There are cases recently where we've seen flippers absolutely rake by getting the numbers right.

Take 3112 Poinsettia, for example.

A tired, cramped and not even fully permitted home here was acquired in April 2013 by a high-end flipper for a number that now looks plainly like a steal: $1.175M. You can't even buy an undersized, poorly located lot for that kind of money today in the Tree Section.

Over the next several months, 3112 Poinsettia was transformed utterly, with an artistic, modern beach-cottage-y flair.

The resale price was a big one: $1.875M, more than $80K above asking.

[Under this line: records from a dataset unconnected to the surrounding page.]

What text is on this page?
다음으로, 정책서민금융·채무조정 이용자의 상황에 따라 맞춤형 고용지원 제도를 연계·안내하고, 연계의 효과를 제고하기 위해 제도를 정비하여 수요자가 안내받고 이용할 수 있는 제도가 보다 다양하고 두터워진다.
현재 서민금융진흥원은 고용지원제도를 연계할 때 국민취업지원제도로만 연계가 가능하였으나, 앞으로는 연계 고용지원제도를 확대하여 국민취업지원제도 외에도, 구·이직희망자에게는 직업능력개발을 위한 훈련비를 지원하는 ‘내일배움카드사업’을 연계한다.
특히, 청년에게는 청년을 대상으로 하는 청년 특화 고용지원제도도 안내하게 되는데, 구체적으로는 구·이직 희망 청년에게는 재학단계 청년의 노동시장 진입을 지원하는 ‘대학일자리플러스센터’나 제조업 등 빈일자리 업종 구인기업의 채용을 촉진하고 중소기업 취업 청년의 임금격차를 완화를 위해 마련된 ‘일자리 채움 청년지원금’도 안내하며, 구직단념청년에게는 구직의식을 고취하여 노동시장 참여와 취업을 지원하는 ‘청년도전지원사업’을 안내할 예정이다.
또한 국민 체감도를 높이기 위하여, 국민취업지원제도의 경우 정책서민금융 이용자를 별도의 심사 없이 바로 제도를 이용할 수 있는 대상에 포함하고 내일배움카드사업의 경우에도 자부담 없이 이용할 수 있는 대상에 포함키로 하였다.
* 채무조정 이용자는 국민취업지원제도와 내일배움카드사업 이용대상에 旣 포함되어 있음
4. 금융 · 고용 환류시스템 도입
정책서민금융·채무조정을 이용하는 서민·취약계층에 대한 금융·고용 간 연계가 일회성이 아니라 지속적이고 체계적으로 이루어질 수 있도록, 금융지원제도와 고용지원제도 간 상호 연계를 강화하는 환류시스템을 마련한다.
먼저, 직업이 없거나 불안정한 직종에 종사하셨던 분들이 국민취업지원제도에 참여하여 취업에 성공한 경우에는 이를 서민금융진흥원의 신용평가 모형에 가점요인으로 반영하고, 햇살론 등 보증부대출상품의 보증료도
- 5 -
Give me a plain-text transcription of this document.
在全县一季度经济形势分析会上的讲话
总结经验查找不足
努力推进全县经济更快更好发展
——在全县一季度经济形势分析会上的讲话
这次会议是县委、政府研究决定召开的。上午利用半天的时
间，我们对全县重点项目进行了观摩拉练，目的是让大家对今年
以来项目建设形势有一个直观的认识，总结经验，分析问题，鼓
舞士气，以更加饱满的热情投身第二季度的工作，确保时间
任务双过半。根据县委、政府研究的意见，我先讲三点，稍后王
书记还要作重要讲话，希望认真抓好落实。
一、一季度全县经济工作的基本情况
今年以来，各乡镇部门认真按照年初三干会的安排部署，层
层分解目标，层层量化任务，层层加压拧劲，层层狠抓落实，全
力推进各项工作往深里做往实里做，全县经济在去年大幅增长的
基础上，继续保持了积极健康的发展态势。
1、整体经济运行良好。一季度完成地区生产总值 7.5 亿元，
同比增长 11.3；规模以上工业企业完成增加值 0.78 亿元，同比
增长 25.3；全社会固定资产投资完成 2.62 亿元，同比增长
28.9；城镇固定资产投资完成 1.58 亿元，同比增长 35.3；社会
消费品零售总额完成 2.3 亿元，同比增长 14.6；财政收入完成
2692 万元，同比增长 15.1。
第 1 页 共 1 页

That's a full $700K spread from buying to selling, more than enough for costs of sale and a major investment in the remodel, and still plenty of profit at the end of the day.

Trying to repeat the feat, in a way, another flipper has taken on 3521 Poinsettia (3br/4ba, 1700 sq. ft.). (Discussed in our Sunday open house post.)

Acquisition: $1.075M.

Asking price: $1.689M.

There's a big spread there, also – the final sale price should more than cover the remodel and deliver some profit.

And looking east, you see 1701 Voorhees.

That was a horribly tired old cottage when it sold in March this year for $975K.

Much like 1345 Voorhees and 3112 Poinsettia, this one got opened up a bunch, with nice new wood flooring, a modern kitchen and terrific new bathrooms.

The list price is $1.625M – again, a solid margin to cover costs and allow a good profit, if they can sell near that number.

Flipping looks easy and people get enthusiastic about it when the market's rising, but as we see in one of these cases, there are no sure things.